Research communities can build their own digital labs with Australian innovation: Galaxy Labs Engine

The Galaxy Labs Engine has been described in a new paper, including how it supports the easy creation of tailored research environments. Several domain-specific portals have now been generated on Galaxy Australia that guide researchers through curated and globally synchronised bioinformatics analysis resources

The Galaxy Labs Engine (GLE) allows research communities to build and synchronise their own Galaxy Labs, which guide users through curated tools, workflows, and training resources. These bespoke interfaces are especially helpful for researchers who are new to the analytical methods or technologies specific to the domain. 

Galaxy Labs Engine logo on a blue background

Galaxy Labs are an extension of the established feature of ‘Galaxy Flavours’, subdomains which offer curated content for specific research domains. However, these subdomains have been limited by having static deployments, being difficult to replicate across servers, and often provide inconsistent user interfaces.
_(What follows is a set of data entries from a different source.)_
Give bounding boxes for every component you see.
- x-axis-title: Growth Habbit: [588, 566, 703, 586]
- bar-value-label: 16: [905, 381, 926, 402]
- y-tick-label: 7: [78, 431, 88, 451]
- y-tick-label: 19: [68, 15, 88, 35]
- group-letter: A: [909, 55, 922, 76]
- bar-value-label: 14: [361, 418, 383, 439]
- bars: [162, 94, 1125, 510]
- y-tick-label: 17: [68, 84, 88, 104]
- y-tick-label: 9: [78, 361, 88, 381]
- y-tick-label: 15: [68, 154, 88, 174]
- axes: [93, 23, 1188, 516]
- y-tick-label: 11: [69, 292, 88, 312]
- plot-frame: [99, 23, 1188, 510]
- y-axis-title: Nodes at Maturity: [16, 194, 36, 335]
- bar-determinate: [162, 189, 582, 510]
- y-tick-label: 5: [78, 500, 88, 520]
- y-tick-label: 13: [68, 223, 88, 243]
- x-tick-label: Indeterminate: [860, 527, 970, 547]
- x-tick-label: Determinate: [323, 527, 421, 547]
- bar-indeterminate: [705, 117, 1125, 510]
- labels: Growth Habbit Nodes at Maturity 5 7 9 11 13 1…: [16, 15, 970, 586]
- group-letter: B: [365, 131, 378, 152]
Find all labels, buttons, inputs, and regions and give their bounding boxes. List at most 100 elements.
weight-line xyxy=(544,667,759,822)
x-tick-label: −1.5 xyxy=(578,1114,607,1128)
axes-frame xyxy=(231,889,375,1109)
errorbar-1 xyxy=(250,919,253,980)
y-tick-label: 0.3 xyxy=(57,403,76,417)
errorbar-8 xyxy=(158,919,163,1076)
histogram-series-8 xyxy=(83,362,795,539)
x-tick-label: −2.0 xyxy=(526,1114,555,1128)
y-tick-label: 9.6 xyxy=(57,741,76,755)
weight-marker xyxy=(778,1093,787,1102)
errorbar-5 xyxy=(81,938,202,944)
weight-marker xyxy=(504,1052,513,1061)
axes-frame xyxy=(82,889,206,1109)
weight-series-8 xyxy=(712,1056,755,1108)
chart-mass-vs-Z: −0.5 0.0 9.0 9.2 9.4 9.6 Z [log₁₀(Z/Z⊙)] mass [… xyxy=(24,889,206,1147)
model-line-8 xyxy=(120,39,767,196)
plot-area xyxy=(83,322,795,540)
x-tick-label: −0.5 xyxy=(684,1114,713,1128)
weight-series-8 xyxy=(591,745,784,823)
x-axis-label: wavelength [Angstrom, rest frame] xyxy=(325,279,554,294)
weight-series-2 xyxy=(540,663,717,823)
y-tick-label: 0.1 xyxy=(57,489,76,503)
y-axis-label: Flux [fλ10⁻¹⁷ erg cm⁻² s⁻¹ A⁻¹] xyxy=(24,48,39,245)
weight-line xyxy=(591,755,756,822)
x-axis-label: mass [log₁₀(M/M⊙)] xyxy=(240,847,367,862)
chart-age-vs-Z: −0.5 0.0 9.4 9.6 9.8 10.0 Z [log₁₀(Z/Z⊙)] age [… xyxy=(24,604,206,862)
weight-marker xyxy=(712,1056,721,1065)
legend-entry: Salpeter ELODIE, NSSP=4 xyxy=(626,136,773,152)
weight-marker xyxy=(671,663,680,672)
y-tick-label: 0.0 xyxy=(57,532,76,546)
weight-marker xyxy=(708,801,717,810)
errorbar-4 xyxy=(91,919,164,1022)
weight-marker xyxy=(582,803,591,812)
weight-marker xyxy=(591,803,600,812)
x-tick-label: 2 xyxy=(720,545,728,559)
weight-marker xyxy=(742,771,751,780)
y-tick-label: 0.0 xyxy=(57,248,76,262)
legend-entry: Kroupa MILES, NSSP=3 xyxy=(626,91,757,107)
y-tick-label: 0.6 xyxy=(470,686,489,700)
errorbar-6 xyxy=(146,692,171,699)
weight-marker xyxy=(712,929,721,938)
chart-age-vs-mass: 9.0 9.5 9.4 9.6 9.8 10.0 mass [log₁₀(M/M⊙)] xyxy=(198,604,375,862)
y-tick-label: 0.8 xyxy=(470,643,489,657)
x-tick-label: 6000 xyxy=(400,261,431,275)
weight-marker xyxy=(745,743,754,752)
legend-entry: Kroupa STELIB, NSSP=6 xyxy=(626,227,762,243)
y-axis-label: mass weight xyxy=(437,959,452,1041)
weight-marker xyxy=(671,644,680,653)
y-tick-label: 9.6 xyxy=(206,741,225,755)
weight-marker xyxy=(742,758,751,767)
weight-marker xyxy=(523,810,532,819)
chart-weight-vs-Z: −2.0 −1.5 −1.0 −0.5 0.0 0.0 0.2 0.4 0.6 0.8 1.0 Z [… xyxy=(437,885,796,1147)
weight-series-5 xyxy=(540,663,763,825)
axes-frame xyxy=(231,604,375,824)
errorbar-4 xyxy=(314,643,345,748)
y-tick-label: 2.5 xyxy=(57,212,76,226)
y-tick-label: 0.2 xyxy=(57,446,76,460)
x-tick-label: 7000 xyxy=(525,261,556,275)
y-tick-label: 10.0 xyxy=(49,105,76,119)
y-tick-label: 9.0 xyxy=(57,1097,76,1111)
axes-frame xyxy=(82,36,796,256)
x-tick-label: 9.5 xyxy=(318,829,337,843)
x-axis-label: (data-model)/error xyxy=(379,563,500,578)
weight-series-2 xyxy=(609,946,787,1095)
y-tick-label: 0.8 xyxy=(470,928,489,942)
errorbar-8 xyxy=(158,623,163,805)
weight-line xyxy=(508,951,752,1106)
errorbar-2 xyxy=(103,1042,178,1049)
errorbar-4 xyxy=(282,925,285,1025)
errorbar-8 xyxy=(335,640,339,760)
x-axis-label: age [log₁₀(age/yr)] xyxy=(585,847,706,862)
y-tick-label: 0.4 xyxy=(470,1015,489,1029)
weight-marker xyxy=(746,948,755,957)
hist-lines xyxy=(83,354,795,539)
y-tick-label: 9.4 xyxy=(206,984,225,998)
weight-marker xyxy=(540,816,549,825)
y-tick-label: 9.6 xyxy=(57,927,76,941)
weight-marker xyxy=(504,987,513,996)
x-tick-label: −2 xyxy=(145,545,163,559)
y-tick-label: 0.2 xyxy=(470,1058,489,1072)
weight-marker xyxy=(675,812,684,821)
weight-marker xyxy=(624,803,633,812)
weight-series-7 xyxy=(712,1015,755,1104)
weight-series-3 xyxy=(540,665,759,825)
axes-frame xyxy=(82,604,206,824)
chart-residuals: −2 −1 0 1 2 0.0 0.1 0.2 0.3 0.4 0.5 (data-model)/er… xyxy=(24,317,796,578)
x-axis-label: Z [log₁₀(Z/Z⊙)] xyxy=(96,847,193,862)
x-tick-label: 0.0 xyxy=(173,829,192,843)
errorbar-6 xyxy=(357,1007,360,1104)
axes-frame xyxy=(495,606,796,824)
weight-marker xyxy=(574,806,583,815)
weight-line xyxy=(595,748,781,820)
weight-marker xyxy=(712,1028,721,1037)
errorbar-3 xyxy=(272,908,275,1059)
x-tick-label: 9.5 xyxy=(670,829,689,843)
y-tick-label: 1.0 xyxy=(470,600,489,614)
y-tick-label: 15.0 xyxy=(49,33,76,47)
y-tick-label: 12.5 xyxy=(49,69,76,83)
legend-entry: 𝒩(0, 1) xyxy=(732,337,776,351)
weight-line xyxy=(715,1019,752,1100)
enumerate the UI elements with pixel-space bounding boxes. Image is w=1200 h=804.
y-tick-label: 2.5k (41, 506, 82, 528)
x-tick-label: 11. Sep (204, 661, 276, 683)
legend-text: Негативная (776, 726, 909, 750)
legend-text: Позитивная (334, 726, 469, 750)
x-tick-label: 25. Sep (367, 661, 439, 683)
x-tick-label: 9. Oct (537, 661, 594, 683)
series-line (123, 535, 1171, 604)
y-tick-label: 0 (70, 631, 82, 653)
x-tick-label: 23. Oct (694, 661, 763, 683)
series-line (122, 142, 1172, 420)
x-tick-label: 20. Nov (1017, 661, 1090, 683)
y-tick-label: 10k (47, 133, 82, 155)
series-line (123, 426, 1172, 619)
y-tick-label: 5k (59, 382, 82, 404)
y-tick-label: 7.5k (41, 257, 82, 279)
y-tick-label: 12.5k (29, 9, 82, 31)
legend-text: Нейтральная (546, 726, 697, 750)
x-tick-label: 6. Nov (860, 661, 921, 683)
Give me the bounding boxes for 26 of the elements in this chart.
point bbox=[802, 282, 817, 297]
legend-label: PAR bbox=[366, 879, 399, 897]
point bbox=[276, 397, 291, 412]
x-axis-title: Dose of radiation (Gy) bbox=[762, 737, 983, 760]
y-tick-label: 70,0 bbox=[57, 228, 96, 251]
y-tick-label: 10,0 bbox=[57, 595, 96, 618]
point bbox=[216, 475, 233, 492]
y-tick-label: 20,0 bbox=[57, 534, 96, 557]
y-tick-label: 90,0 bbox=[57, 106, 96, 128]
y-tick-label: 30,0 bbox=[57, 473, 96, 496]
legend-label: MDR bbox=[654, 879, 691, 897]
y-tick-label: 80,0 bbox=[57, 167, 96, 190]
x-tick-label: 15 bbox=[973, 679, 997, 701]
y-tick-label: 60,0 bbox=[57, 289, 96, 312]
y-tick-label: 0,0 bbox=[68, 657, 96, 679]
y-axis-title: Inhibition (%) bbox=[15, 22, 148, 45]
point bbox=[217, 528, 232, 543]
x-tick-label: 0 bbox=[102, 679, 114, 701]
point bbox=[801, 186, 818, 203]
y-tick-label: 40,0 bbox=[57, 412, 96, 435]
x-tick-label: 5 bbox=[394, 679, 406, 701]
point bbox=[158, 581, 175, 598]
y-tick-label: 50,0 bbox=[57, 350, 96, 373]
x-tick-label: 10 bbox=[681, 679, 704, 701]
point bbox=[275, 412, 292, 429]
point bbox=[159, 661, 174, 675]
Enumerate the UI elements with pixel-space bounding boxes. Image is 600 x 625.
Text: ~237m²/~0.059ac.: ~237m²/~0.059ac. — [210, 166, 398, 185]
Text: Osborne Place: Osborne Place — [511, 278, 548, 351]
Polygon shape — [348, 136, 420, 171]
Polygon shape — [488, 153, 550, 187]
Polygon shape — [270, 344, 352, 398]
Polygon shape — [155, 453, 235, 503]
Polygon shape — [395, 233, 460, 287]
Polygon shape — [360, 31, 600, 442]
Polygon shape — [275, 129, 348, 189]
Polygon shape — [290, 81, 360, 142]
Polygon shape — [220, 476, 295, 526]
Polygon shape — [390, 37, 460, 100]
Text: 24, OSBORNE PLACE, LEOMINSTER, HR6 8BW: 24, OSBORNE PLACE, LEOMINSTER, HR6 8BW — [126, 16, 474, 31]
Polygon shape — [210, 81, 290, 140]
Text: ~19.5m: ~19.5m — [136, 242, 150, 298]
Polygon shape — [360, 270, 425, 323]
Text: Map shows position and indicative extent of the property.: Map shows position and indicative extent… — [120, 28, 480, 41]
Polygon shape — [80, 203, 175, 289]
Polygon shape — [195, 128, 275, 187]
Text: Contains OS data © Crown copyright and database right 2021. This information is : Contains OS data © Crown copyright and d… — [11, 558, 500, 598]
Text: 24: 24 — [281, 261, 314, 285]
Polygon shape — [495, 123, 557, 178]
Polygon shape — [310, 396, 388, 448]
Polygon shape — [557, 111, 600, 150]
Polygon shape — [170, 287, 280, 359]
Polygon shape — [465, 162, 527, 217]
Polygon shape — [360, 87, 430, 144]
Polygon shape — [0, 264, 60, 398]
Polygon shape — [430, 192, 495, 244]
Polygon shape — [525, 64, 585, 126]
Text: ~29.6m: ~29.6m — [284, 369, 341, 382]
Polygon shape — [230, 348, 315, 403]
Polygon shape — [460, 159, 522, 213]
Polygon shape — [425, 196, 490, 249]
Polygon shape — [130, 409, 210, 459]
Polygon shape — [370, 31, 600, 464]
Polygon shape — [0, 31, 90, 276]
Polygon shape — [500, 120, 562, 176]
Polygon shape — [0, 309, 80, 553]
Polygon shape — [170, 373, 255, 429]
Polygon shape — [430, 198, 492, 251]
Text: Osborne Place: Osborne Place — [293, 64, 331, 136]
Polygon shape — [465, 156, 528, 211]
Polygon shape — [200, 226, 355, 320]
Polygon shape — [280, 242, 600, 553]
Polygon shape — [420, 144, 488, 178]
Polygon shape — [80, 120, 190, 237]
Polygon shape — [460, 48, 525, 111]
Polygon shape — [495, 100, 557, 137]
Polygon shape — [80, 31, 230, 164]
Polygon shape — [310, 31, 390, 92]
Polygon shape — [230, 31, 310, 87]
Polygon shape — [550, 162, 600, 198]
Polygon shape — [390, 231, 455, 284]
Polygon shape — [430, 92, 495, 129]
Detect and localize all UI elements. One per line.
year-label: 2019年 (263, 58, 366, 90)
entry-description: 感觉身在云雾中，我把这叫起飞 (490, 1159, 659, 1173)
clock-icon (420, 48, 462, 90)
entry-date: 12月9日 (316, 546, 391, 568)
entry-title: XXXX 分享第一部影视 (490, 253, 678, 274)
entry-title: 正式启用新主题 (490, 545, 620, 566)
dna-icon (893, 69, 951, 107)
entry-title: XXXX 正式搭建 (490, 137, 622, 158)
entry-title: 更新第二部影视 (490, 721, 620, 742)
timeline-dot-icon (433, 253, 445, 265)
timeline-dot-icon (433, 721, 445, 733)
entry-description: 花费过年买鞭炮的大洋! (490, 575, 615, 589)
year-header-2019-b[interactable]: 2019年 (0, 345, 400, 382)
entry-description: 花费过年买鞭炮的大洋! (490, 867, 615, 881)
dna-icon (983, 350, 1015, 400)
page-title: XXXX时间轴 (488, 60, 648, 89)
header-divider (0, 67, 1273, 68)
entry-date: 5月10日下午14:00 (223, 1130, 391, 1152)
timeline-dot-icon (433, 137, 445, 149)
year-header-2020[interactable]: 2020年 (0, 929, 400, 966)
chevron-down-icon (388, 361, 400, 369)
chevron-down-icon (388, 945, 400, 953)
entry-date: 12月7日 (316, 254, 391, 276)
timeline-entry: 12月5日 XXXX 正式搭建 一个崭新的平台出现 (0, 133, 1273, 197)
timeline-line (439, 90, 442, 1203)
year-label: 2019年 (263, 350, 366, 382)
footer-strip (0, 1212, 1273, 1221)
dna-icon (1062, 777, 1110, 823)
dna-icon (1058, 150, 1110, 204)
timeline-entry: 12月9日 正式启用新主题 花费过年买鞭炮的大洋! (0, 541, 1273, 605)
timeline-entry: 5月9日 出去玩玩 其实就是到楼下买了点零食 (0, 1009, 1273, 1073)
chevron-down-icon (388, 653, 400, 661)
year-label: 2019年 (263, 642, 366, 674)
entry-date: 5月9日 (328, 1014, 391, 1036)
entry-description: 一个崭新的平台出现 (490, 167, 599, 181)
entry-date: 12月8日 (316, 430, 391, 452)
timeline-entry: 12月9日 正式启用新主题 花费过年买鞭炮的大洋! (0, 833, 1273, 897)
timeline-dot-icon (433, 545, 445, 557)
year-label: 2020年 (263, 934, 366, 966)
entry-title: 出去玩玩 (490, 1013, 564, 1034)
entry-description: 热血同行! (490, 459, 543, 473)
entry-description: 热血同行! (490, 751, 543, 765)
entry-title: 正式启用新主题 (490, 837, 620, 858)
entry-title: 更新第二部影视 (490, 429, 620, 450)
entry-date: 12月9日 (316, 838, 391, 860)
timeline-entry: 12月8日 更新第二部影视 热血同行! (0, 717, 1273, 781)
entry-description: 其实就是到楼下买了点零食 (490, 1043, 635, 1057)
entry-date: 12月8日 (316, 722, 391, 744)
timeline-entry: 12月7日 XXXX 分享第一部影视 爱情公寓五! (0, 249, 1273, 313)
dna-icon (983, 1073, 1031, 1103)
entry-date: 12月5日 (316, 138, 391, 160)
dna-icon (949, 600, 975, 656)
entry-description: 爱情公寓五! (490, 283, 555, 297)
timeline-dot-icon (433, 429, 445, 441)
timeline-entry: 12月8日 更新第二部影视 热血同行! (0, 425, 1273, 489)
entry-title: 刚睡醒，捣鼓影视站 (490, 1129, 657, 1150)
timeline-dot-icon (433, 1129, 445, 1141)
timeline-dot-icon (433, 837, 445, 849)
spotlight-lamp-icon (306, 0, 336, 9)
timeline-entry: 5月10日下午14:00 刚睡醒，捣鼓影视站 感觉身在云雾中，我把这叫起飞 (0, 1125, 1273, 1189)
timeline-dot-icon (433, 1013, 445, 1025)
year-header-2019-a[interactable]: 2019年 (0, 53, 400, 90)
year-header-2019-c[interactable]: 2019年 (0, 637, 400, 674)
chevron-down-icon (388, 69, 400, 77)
By separating the content from technical deployment, the engine allows research communities to build custom Labs that stay synchronised with global resources through GitHub.

Development of the GLE service was led by the Galaxy Australia team, originating from a project at the ‘Aussie Outpost’ of the ELIXIR BioHackathon Europe, hosted by Australian BioCommons in 2022. 

The GLE has been used on the Galaxy Australia server to build the Microbiology and Single cell Labs, with the eDNA Lab currently being built, joining the Genome and Proteomics Labs as part of the expanding list of pre-configured Labs available. The engine is already being employed abroad by Galaxy France for their Ecology Lab, and to encourage global collaboration all Lab content is hosted in the Galaxy Project’s Codex GitHub repository. 

Reflecting on how the team is always developing new ways to empower researchers, Galaxy Australia Product Owner Dr Gareth Price noted:

‘Our goal was to make constructing a Galaxy Lab an easy and accessible process for the whole community. Our team is already looking ahead as we finalise the deployment of an AI-assisted Lab builder, again reducing the technical barriers for researchers to start on their own Lab journey.’